Friends and family,
This blog post is LONG overdue, and for that I apologize. For some of you, the last you’ve heard from me regarding the World Race is that I was planning to leave in January. I have to admit it is a lot harder than I thought to raise 18,000 dollars in such a short period of time. My trip was deferred to August 2018 and although I was devastated at first, I have since seen the Lord’s hand in post-poning it. My update is that I am currently living in Midwest City and looking for a job until I launch on the World Race in August.
This process has already grown me in several ways that I’d like to share. When applying for the World Race, I had a long list of questions filling up my thoughts. Is this really what God wants me to do next? Can I stand to be away from my friends and family and dog for almost a whole year? What if it’s not safe? What if I get sick? What if I don’t have the stamina to keep up? What if something happens to me or something happens back home? What about the important life events I would miss while being gone? Despite all of the questions swirling around in my head, I felt an indescribable tug on my heart that the Lord was calling me to go. He was asking what my willingness was to surrender the “what if’s,” the unanswered questions, the multitude of unknowns, as well as all the things my heart takes comfort in outside of Him. I had to decide if I was willing to let go in order to jump in on this adventure that I knew in my heart God was inviting me to. When I submitted my commitment to the race online, I felt peace sweep over me and a reassurance that I was stepping forward in obedience.
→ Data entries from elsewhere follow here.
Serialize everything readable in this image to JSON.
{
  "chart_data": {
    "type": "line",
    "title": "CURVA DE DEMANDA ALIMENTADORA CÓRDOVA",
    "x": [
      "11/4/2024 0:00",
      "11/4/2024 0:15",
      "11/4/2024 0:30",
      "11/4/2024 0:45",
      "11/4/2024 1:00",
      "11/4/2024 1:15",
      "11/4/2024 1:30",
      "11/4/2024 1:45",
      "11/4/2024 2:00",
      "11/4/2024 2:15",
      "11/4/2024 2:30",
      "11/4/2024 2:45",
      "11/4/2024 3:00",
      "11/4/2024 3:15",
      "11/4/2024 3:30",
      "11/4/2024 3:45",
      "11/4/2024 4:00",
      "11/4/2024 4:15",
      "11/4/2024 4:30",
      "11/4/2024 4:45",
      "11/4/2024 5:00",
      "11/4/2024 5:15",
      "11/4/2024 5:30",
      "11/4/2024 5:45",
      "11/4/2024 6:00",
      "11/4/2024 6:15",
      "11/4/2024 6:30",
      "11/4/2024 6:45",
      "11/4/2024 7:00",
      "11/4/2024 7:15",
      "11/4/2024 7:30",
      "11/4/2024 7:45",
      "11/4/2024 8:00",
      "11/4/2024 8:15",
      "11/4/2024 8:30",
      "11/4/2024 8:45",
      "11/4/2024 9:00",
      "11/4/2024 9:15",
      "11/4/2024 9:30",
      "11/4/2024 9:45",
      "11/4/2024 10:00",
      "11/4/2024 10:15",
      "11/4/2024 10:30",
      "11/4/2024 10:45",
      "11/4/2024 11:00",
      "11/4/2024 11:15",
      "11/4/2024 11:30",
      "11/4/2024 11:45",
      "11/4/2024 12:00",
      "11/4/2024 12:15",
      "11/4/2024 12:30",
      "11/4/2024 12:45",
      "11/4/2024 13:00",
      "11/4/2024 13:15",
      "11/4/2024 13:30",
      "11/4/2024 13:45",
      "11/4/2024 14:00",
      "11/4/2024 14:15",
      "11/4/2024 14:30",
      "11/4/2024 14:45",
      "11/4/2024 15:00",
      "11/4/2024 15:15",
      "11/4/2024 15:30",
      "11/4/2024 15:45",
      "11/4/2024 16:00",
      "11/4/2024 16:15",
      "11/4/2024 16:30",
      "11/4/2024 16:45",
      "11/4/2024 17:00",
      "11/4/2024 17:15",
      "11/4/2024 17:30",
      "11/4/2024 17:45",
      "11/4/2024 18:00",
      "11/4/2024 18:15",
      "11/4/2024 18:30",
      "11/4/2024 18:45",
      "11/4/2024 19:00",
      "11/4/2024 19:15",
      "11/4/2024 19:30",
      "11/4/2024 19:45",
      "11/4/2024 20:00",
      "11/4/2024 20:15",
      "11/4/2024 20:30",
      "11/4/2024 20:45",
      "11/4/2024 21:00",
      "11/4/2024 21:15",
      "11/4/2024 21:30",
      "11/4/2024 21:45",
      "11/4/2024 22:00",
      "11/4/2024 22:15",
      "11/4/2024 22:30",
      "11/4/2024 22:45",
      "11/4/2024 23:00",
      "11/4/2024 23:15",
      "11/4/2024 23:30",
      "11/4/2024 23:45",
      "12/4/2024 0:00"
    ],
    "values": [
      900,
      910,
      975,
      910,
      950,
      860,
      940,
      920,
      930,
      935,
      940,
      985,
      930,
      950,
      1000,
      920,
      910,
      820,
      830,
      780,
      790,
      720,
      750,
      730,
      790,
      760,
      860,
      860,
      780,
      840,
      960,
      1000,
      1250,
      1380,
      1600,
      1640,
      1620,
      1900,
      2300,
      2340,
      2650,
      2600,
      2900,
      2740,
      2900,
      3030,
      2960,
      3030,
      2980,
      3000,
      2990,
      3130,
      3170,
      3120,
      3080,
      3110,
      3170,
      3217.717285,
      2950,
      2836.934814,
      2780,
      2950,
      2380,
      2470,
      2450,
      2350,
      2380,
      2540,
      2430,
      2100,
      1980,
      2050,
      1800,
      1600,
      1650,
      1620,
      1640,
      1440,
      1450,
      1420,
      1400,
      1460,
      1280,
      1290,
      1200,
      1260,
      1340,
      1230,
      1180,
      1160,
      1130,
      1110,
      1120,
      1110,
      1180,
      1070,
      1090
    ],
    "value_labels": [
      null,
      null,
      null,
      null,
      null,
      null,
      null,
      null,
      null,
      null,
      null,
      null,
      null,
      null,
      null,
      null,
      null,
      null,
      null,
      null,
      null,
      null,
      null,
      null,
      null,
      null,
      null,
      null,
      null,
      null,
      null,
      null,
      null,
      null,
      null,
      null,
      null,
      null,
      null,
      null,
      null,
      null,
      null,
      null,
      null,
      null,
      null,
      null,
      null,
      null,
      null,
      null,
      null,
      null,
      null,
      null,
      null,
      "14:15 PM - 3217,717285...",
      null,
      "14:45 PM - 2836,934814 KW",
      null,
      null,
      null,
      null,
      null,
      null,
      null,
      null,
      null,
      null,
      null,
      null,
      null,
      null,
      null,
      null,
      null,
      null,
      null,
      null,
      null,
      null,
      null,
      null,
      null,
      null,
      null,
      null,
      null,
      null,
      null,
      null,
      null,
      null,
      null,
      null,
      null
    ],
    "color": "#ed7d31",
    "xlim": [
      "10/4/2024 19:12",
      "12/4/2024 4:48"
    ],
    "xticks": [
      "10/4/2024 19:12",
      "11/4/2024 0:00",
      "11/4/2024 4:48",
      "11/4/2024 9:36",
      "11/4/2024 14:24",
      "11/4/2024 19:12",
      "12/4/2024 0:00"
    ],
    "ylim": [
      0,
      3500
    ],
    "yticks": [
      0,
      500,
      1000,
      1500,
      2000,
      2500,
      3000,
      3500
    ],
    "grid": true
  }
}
That was hurdle #1. I’d like to label hurdle #2 “validation from others.” I had no idea how much I required validation from others before now. Not just appreciated it, but required it. I want to be clear that I sought wise counsel from people I trust before making this decision and gained lots of helpful insight on both sides of the discussion; “go” or “don’t go.” However, I have come to realize there are two people whose validation means more to me than all the others combined. As much as it pains me that I still don’t have validation from those two people, I imagine myself in their shoes. If I was a parent, I know I wouldn’t like this idea either. With utmost respect and appreciation for concern, I have to trust the Lord.
Hurdle #3: Having to depend on others to help make this a reality is more outside of my comfort zone than taking cold bucket-showers outside. Asking for help is hard, but it is also very very humbling.
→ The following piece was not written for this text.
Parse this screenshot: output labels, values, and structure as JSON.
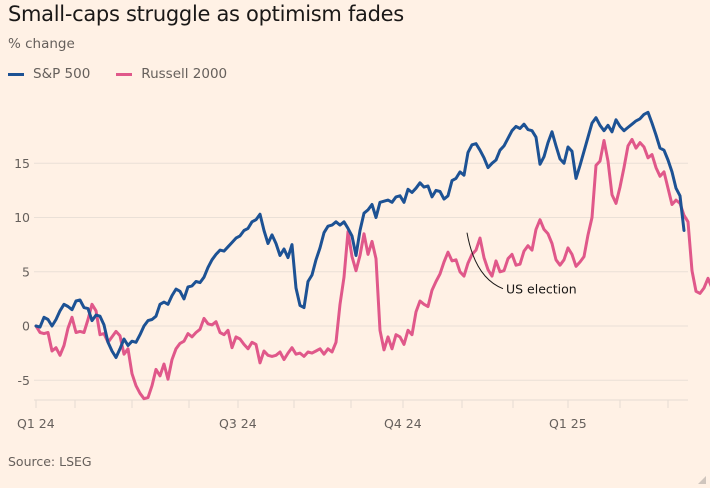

I believe God will make this happen and am going to rely on His strength to do everything I can to see it through.
I had such a fun time making and selling cake pops on Valentine’s Day for the world race. It was fun to go back to Stillwater and see so many friends while delivering them! If you purchased cake pops, THANK YOU! (I hope you didn’t eat them as quickly as I ate mine, haha)
Next up, I am placing a tshirt order!! If you have ordered a tshirt, THANK YOU! If you haven’t, there’s still time! I’ll be placing the order this week though, so let me know if you’d like one asap! They are 20 dollars and the brand is Canvas (the softest brand everrrr… best tshirts I own).
If you’ve read this far, thanks for reading! I’m going to be better about blog posts from now on! Remember whatever you’re facing this week, God is bigger!